Sunday, April 19, 2009

Bombs in Our Backyard

BOMBS
By Marisa Kendall
4/20/2009



The American University administration has failed to adequately inform students and the public about chemical weapons buried on campus after World War, the largest deposit of which may still be lying undetected, a documentary film maker said Thursday.
The U.S. military used AU’s campus as a chemical weapons testing site from 1917 to 1918. Recent excavations on lot 18 near the Public Safety building and on nearby Glenbrook Road have uncovered unexploded munitions and deposits of mustard gas, arsine and arsenic, the Eagle previously reported.
Ginny Durrin, a documentary film maker, screened her film, “Bombs in Our Backyard,” as a work-in-progress Thursday, March 19, in the Weschler Theater of Mary Graydon Center. Following the screening, which was sponsored by the Environmental Film Festival, several experts debated the film’s impact and the larger issue of munitions found in the area.
Though the Army Corps claims it has safely removed all hazardous material from AU and neighboring Spring Valley, Durrin said she believes the largest burial site may still be lying undetected underneath the AU campus. The soil surrounding the Kreeger and Watkins buildings has a high concentration of perchlorate, a component commonly found in explosives. This burial site may be the source of the contamination found in Spring Valley, Durrin said.
These locations also match up with WWI diagrams that depict a main burial site larger than the others, Durrin said.
“All of this is hypothesis, but I think it needs to be tested,” she said.
While AU’s administration is attempting to investigate and clean up the toxins using government grants, it has not given students and the public enough information on the situation, according to Durrin.
“I think AU is trying to correct the past quietly and slowly,” she said.
Tom Smith, the advisory neighborhood commissioner for Spring Valley, said that the problem is increasing government secrecy since 9/11. Items have been dug up in the grounds around the president’s house on campus, but officials will not inform the public of what has been found, Smith said.
“There’s a lack of transparency now which I think is very, very troubling,” he said.
Bethany Bridgham, senior associate general counsel in AU’s legal counsel office, said the university sent memos last December to individuals who attended classes or worked in areas near the dig. Nearby buildings included academic buildings Watkins and Kreeger, the Admissions Office and the Financial Aid Office. The memo instructed students to go into the nearest building and seal all doorways and windows in the event of a chemical emergency signaled by the school’s siren.
The university has also set up a Web site at http://american.edu/usace/ to keep students updated on the status of the investigations.
Durrin has been working on “Bombs in Our Backyard” for the past 16 years, following the story since a construction worker first discovered a shell during a 1993 construction project in Spring Valley.
The film juxtaposed shots of large houses and green, suburban lawns with residents’ stories of mysterious illnesses and frustration at not having answers. One resident said on camera that three people on her block got lung cancer even though they did not smoke. A team of construction workers who had dug a foundation in the area recalled seeing silver particles floating in the air and experiencing itching and vomiting during work.

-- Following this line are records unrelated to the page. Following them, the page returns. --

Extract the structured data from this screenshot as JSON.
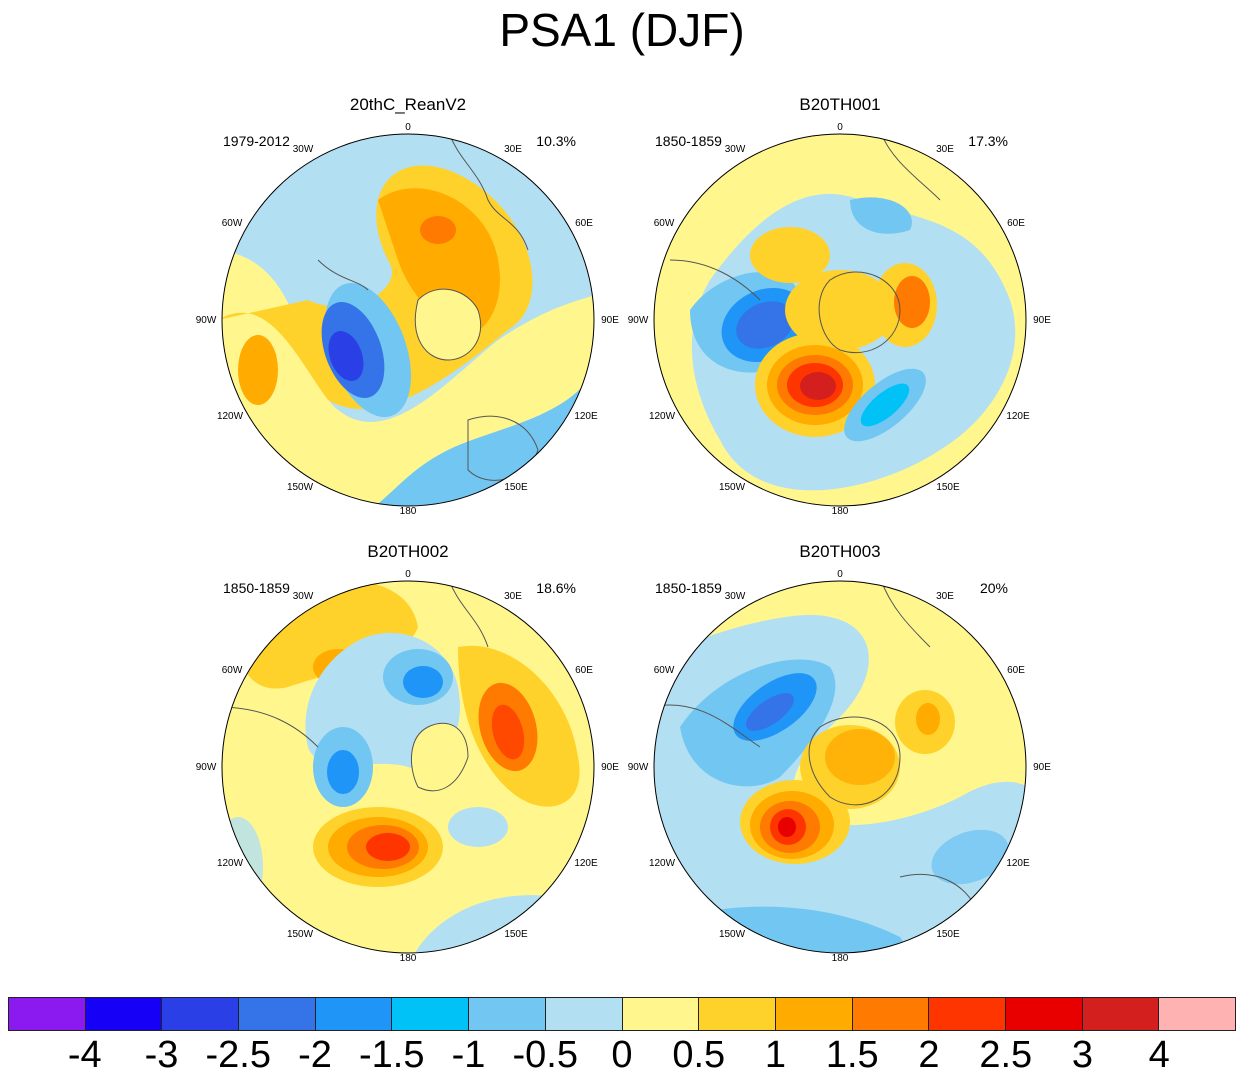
{
  "title": "PSA1 (DJF)",
  "panels": [
    {
      "name": "20thC_ReanV2",
      "years": "1979-2012",
      "variance": "10.3%"
    },
    {
      "name": "B20TH001",
      "years": "1850-1859",
      "variance": "17.3%"
    },
    {
      "name": "B20TH002",
      "years": "1850-1859",
      "variance": "18.6%"
    },
    {
      "name": "B20TH003",
      "years": "1850-1859",
      "variance": "20%"
    }
  ],
  "longitude_labels": [
    "0",
    "30E",
    "60E",
    "90E",
    "120E",
    "150E",
    "180",
    "150W",
    "120W",
    "90W",
    "60W",
    "30W"
  ],
  "colorbar": {
    "colors": [
      "#8a1af0",
      "#1600f5",
      "#2a40e6",
      "#3473e8",
      "#1e95f7",
      "#00c2f7",
      "#72c6f2",
      "#b3dff2",
      "#fff78e",
      "#ffd22b",
      "#ffab00",
      "#ff7a00",
      "#ff3500",
      "#e80000",
      "#d41f1f",
      "#ffb2b2"
    ],
    "labels": [
      "-4",
      "-3",
      "-2.5",
      "-2",
      "-1.5",
      "-1",
      "-0.5",
      "0",
      "0.5",
      "1",
      "1.5",
      "2",
      "2.5",
      "3",
      "4"
    ]
  }
}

Petruniak said he thinks the film should be used to raise awareness on a national level about the many other areas across the country affected by buried chemical weapons. It is unfair that there are many poor communities in the country dealing with problems similar to Spring Valley without the money and resources to do anything about it, he said.

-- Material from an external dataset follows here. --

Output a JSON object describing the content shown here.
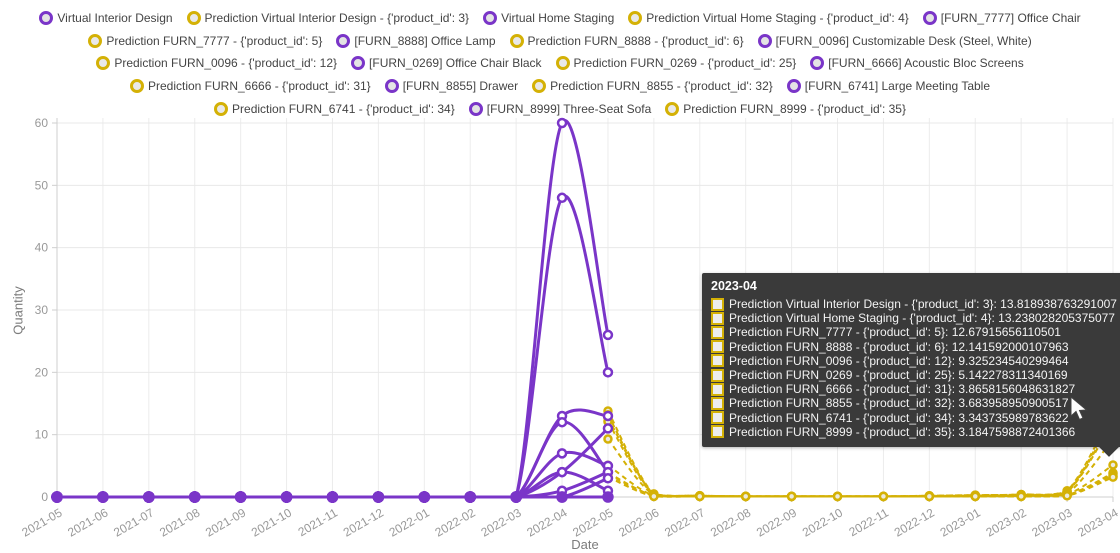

Durrin said she hopes the film will keep society from forgetting what happened in Spring Valley. She also said she believes there is more to the story and urged AU students to question a variety of sources and try to piece the missing pieces of the puzzle.
“People should press to find out,” she said.
AU officials could not be reached for comments.
Mark Petruniak, a senior in the School of International Service, helped log and digitize footage for “Bombs in Our Backyard” while working for Durrin as an intern last summer.
“I think it’s something that [AU students] should be concerned about,” he said. “It’s certainly not safe.”